I came across this nice piece of IO in a recent methodological book by John Sutton, which I hope to cover soon. Sutton recalls Lionel Robbins’ famous Essay on the Nature of Significance of Economic Science. In that essay, Robbins claims the goal of the empirically-minded economist is to estimate stable (what we now call “structural”) parameters whose stability we know a priori from theory. (As an aside, it is tragic that Hurwicz’ 1962 “On the Structural Form of Interdependent Systems”, from which Robbins’ idea gets its modern treatment, is not freely available online; all I see is a snippet from the conference volume it appeared at here). Robbins gives the example of an empiricist trying to estimate the demand for haddock by measuring prices and quantities each day, controlling for weather and the like, and claiming that the average elasticity has some long-run meaning; this, he says, is a fool’s errand.
Sutton points out how interesting that example is: if anything, fish are an easy good to examine! They are a good with easy-to-define technical characteristics sold in competitive wholesale markets. Barten and Bettendorf point out another interesting property: fish are best described by an inverse demand system, where consumers determine the price paid as a function of the quantity of fish in the market rather than vice versa, since quantity in the short run is essentially fixed. To the theorist, there is no difference between demand and inverse demand, but to the empiricist, that little error term must be added to the exogenous variables if we are to handle statistical variation correctly. Any IO economist worth their salt knows how to estimate common demand systems like AIDS, but how should we interpret parameters in inverse demand systems?

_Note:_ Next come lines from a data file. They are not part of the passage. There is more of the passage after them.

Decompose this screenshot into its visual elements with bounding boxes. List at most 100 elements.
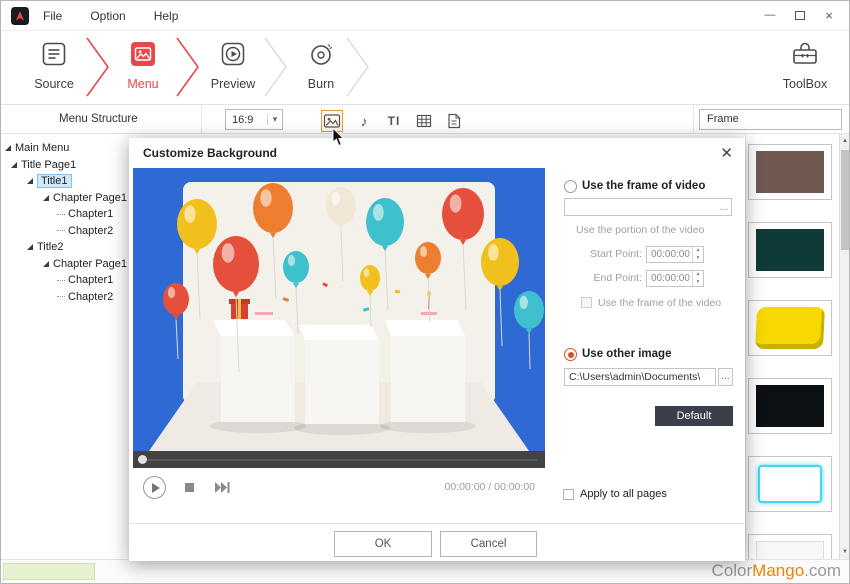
tree-item-chapter1-b[interactable]: Chapter1 [1, 272, 131, 289]
tree-item-title-page1[interactable]: Title Page1 [1, 157, 131, 174]
tree-connector [57, 280, 65, 281]
scrubber-track [147, 459, 537, 461]
scrubber-handle[interactable] [138, 455, 147, 464]
mouse-cursor-icon [332, 128, 345, 147]
scrollbar-thumb[interactable] [841, 150, 849, 250]
tree-expander-icon[interactable] [27, 178, 33, 184]
step-preview-label: Preview [193, 77, 273, 91]
file-icon [447, 113, 461, 129]
spin-down-icon[interactable]: ▾ [693, 255, 703, 263]
frame-swatch [756, 541, 824, 559]
video-preview [133, 168, 545, 451]
frames-scrollbar[interactable]: ▲ ▼ [839, 134, 850, 559]
frame-swatch [756, 151, 824, 193]
use-frame-checkbox[interactable] [581, 297, 592, 308]
frame-category-combobox[interactable]: Frame [699, 109, 842, 130]
apply-all-pages-checkbox[interactable] [563, 489, 574, 500]
template-file-tool-button[interactable] [443, 110, 465, 132]
tree-connector [57, 296, 65, 297]
frame-styles-panel [745, 134, 839, 559]
browse-image-button[interactable]: ... [718, 368, 733, 386]
tree-item-label: Chapter Page1 [53, 192, 127, 204]
window-controls: — × [764, 9, 833, 22]
tree-item-title1[interactable]: Title1 [1, 173, 131, 190]
tree-item-label: Chapter2 [68, 291, 113, 303]
video-scrubber[interactable] [133, 451, 545, 468]
minimize-icon[interactable]: — [764, 10, 775, 21]
tree-item-label: Title Page1 [21, 159, 76, 171]
tree-expander-icon[interactable] [27, 244, 33, 250]
tree-item-title2[interactable]: Title2 [1, 239, 131, 256]
scroll-up-icon[interactable]: ▲ [840, 134, 850, 148]
frame-swatch [755, 307, 825, 349]
tree-item-chapter1-a[interactable]: Chapter1 [1, 206, 131, 223]
source-icon [41, 41, 67, 67]
menu-option[interactable]: Option [76, 9, 139, 23]
tree-item-main-menu[interactable]: Main Menu [1, 140, 131, 157]
steps-toolbar: Source Menu Preview [1, 31, 849, 105]
tree-item-label: Title2 [37, 241, 64, 253]
start-point-spinner[interactable]: 00:00:00 ▴ ▾ [646, 246, 704, 263]
start-point-value: 00:00:00 [647, 247, 692, 262]
frame-of-video-radio[interactable] [564, 180, 577, 193]
progress-strip [3, 563, 95, 580]
menu-help[interactable]: Help [140, 9, 193, 23]
burn-disc-icon [308, 41, 334, 67]
customize-background-dialog: Customize Background ✕ [129, 138, 745, 561]
end-point-spinner[interactable]: 00:00:00 ▴ ▾ [646, 270, 704, 287]
spin-up-icon[interactable]: ▴ [693, 271, 703, 279]
tree-expander-icon[interactable] [11, 162, 17, 168]
frame-swatch [756, 385, 824, 427]
frame-of-video-label: Use the frame of video [582, 180, 705, 192]
menubar: File Option Help — × [1, 1, 849, 31]
text-tool-button[interactable]: TI [383, 110, 405, 132]
app-logo-icon [11, 7, 29, 25]
tree-expander-icon[interactable] [5, 145, 11, 151]
image-path-input[interactable]: C:\Users\admin\Documents\ [564, 368, 716, 386]
brand-com-text: .com [804, 561, 841, 580]
tree-expander-icon[interactable] [43, 261, 49, 267]
colormango-watermark: ColorMango.com [712, 561, 841, 581]
cancel-button[interactable]: Cancel [440, 531, 537, 557]
step-menu[interactable]: Menu [103, 41, 183, 91]
tree-item-chapter2-a[interactable]: Chapter2 [1, 223, 131, 240]
spin-up-icon[interactable]: ▴ [693, 247, 703, 255]
frame-swatch [756, 229, 824, 271]
tree-expander-icon[interactable] [43, 195, 49, 201]
menu-file[interactable]: File [29, 9, 76, 23]
default-button[interactable]: Default [655, 406, 733, 426]
app-window: File Option Help — × Source [0, 0, 850, 584]
toolbox-button[interactable]: ToolBox [763, 41, 847, 91]
browse-dots-icon[interactable]: ... [717, 201, 731, 213]
frame-thumbnail[interactable] [748, 144, 832, 200]
spin-down-icon[interactable]: ▾ [693, 279, 703, 287]
dialog-footer-divider [129, 523, 745, 524]
text-icon: TI [388, 114, 401, 128]
scroll-down-icon[interactable]: ▼ [840, 545, 850, 559]
tree-item-chapter2-b[interactable]: Chapter2 [1, 289, 131, 306]
skip-forward-button[interactable] [215, 482, 231, 493]
tree-item-label: Chapter Page1 [53, 258, 127, 270]
portion-label: Use the portion of the video [576, 224, 704, 236]
step-source[interactable]: Source [14, 41, 94, 91]
stop-button[interactable] [185, 483, 194, 492]
close-icon[interactable]: ✕ [720, 144, 733, 162]
step-preview[interactable]: Preview [193, 41, 273, 91]
frame-thumbnail[interactable] [748, 378, 832, 434]
use-other-image-radio[interactable] [564, 348, 577, 361]
frame-thumbnail[interactable] [748, 300, 832, 356]
close-window-icon[interactable]: × [825, 9, 833, 22]
frame-thumbnail[interactable] [748, 222, 832, 278]
tree-item-chapter-page1-a[interactable]: Chapter Page1 [1, 190, 131, 207]
aspect-ratio-dropdown[interactable]: 16:9 ▾ [225, 109, 283, 130]
music-tool-button[interactable]: ♪ [353, 110, 375, 132]
frame-grid-tool-button[interactable] [413, 110, 435, 132]
frame-thumbnail[interactable] [748, 456, 832, 512]
frame-thumbnail[interactable] [748, 534, 832, 559]
ok-button[interactable]: OK [334, 531, 432, 557]
use-other-image-label: Use other image [582, 348, 671, 360]
tree-item-chapter-page1-b[interactable]: Chapter Page1 [1, 256, 131, 273]
frame-source-input[interactable]: ... [564, 198, 732, 216]
maximize-icon[interactable] [795, 11, 805, 20]
play-button[interactable] [143, 476, 166, 499]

Recall that, in theory, Marshallian demand is a homogeneous of degree zero function of total expenditures and prices. Using the homogeneity, we have that the vector quantity demand q is a function of P, the fraction of total expenditure paid for each unit of each good. Inverting that function gives P as a function of q. Since inverse demand is the result of a first-order condition from utility maximization, we can restate P as a function of marginal utilities and quantities. Taking the derivative of P, with some judicious algebra, one can state the (normalized) inverse demand as the sum of moves along an indifference surface and moves across indifference surfaces; in particular, dP=gP’dq+Gdq, where g is a scalar and G is an analogue of the Slutsky matrix for inverse demand, symmetric and negative semidefinite. All we need to do know is to difference our data and estimate that system (although the authors do a bit more judicious algebra to simplify the computational estimation).
One more subtle step is required. When we estimate an inverse demand system, we may wish to know how substitutable or complementary any two goods are. Further, we want such an estimate to be invariant to arbitrary monotone increasing changes in an underlying utility function (the form of which is not assumed here). It turns out that Allais (in his 1943 text on “pure economics” which, as far as I know, is yet to be translated!) has shown how to construct just such a measure. Yet another win for theory, and for Robbins’ intuition: it is hopeless to atheoretically estimate cross-price elasticities or similar measures of substitutability atheoretically, since these parameters are determined simultaneously. It is only as a result of theory (here, nothing more than “demand comes from utility maximizers” is used) that we can even hope to tease out underlying parameters like these elasticities. The huge numbers of “reduced-form” economists these days who do not understand what the problem is here really need to read through papers of this type; atheoretical training is, in my view, a serious danger to the grand progress made by economics since Haavelmo and Samuelson.
It is the methodology that is important here; the actual estimates are secondary. But let’s state them anyway: the fish sold in the Belgian markets are quite own-price elastic, have elasticities that are consistent with demand-maximizing consumers, and have patterns of cross-price elasticities across fish varieties that are qualitatively reasonable (bottom-feeders are highly substitutable with each other, etc.) and fairly constant across a period of two decades.
Final version in EER (No IDEAS version). This paper was in the European Economic Review, an Elsevier journal that is quickly being killed off since the European Economic Association pulled out of their association with Elsevier to run their own journal, the JEEA. The editors of the main journal in environmental economics have recently made the same type of switch, and of course, a group of eminent theorist made a similar exit when Theoretical Economics began. Jeff Ely has recently described how TE came about; that example makes it quite clear that journals are actually quite inexpensive to run. Even though we economists are lucky to have nearly 100% “green” open access, where preprints are self-archived by authors, we still have lots of work to do to get to a properly ungated world. The Econometric Society, for example, spends about $900,000 for all of its activities aside from physically printing journals, a cost that could still be recouped in an open access world. Much of that is for running conferences, giving honoraria, etc, but let us be very conservative and estimate no income is received aside from subscriptions to its three journals, including archives. This suggests that a complete open access journal and archives for the 50 most important journals in the field requires, very conservatively, revenue of $15 million per year, and probably much less. This seems a much more effective use of NSF and EU moneys that funding a few more graduate research assistants.
“In the present context the quantities are treated as exogenous variables.
Consequently, their covariance with the current or lagged disturbance terms
is taken to be zero.”
Right or wrong, this phrase alone would make this paper essentially unpublishable under the current empirical regime.